Pour financer ses études, Philippe Séguin effectue parallèlement des piges pour des journaux locaux comme La Provence. Sa qualité de plume, sa rapidité de réflexion et sa capacité de travail hors-norme n’échappent pas à ses différents patrons. Il y couvre notamment l’actualité sportive, faisant ainsi la connaissance d’un certain Eugène Saccomano. Mais il abandonne finalement le métier pour se consacrer pleinement à ses études qui le mènent jusqu’à l’ENA. Si le journalisme l’intéresse et qu’il songe, un temps, y faire carrière, l’appel du service de l’État et de la France est le plus fort dans le cœur du fils de l’aspirant Robert Séguin.
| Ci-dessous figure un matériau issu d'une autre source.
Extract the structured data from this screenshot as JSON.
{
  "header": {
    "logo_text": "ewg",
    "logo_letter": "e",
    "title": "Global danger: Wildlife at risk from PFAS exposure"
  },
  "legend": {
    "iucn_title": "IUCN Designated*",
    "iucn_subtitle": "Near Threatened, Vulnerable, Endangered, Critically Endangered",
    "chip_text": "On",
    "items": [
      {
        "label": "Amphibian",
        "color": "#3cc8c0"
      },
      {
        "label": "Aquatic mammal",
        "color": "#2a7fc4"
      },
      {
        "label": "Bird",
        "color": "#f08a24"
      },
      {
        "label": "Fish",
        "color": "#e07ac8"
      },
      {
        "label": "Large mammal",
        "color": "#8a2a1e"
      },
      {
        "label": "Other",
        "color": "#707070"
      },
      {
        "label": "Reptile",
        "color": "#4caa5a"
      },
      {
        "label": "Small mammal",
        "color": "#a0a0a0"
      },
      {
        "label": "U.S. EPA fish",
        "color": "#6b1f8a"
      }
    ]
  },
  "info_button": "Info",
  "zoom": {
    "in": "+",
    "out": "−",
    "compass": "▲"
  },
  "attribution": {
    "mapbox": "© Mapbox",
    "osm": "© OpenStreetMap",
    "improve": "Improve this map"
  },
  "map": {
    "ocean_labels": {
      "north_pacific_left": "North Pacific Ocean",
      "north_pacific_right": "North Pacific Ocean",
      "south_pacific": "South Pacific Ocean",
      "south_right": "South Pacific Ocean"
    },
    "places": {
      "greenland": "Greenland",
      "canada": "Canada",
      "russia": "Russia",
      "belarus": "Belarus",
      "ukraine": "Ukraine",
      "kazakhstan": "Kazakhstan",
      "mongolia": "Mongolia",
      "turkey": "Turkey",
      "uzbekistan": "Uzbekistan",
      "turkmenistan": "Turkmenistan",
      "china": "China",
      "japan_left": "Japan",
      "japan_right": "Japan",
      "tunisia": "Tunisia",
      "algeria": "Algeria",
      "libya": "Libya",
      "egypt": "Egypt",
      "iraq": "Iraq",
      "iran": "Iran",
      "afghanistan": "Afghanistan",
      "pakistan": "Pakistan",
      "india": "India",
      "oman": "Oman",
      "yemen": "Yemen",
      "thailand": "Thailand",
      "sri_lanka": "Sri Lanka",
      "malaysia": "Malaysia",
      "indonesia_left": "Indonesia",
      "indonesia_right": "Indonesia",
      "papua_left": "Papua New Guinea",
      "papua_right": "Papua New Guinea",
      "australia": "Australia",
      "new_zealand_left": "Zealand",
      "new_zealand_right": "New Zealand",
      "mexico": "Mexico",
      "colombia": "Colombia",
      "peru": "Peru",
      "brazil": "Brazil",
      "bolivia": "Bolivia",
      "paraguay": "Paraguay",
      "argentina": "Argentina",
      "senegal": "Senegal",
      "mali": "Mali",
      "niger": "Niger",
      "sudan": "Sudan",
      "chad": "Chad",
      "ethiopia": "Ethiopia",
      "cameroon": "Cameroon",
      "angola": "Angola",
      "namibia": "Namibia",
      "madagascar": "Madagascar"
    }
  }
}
A son arrivée à l’ENA, Philippe Séguin est l’un des seuls à ne pas venir de Sciences Po Paris. N’étant pas du sérail, il n’en est pas moins l’un des seuls à refuser de cracher dans la soupe en critiquant cette école. Pour lui, au contraire, elle symbolise la méritocratie républicaine : « J’avais choisi l’ENA, donc le service public, parce que cela me paraissait, en toute candeur, valoir une entrée en chevalerie. Voilà bien, au terme de toutes ces années de formation, de préparation, ce qu’était la République à mes yeux : la possibilité offerte à des roturiers d’accéder à un ordre aussi prestigieux qu’exigeant, sans avoir de lettres patentes à acheter, mais seulement un mérite à démontrer et, surtout, un engagement à prendre, engagement de consacrer sa vie au service du pays, engagement qui valait adoubement… »6. A la vue du nombre d’élèves qui, chaque année, préfèrent pantoufler dans des grandes entreprises, c’est un euphémisme que de dire que sa vision chevaleresque du service public et de l’intérêt général n’est pas partagée par tout le monde. On ne peut s’empêcher d’y voir une certaine naïveté, à moins que cela ne soit notre esprit qui soit devenu quelque peu désabusé. Toutefois, s’il reconnaissait un système imparfait, Philippe Séguin estimait que l’ENA permettait un recrutement de qualité qui évitait le népotisme et la corruption au sein de la haute fonction publique. Et selon lui, l’esprit de corps, pour ne pas dire de caste, que l’on reproche si souvent à cette école, ne provenait pas de l’école mais des grands corps : Conseil d’État, Inspection des finances, Cour des comptes etc.

Après un stage effectué à Tahiti et une scolarité sérieuse, Philippe Séguin se classe 7ème d’une promotion Robespierre qui compte également dans ses rangs Jacques Attali. Ayant l’embarras du choix, il opte pour la Cour des comptes, notamment pour la liberté et l’indépendance qu’elle permet dans la conduite du travail. Il racontera dans ses mémoires avoir été reçu par des inspecteurs des finances désireux de le convaincre de rejoindre leur corps. L’entretien confirma la vision détestable qu’il avait de l’univers et de la manière d’être des inspecteurs des finances. Ceci explique, peut-être, les relations exécrables qu’il entretiendra, plus tard, avec Alain Juppé, membre de ce grand corps de l’État.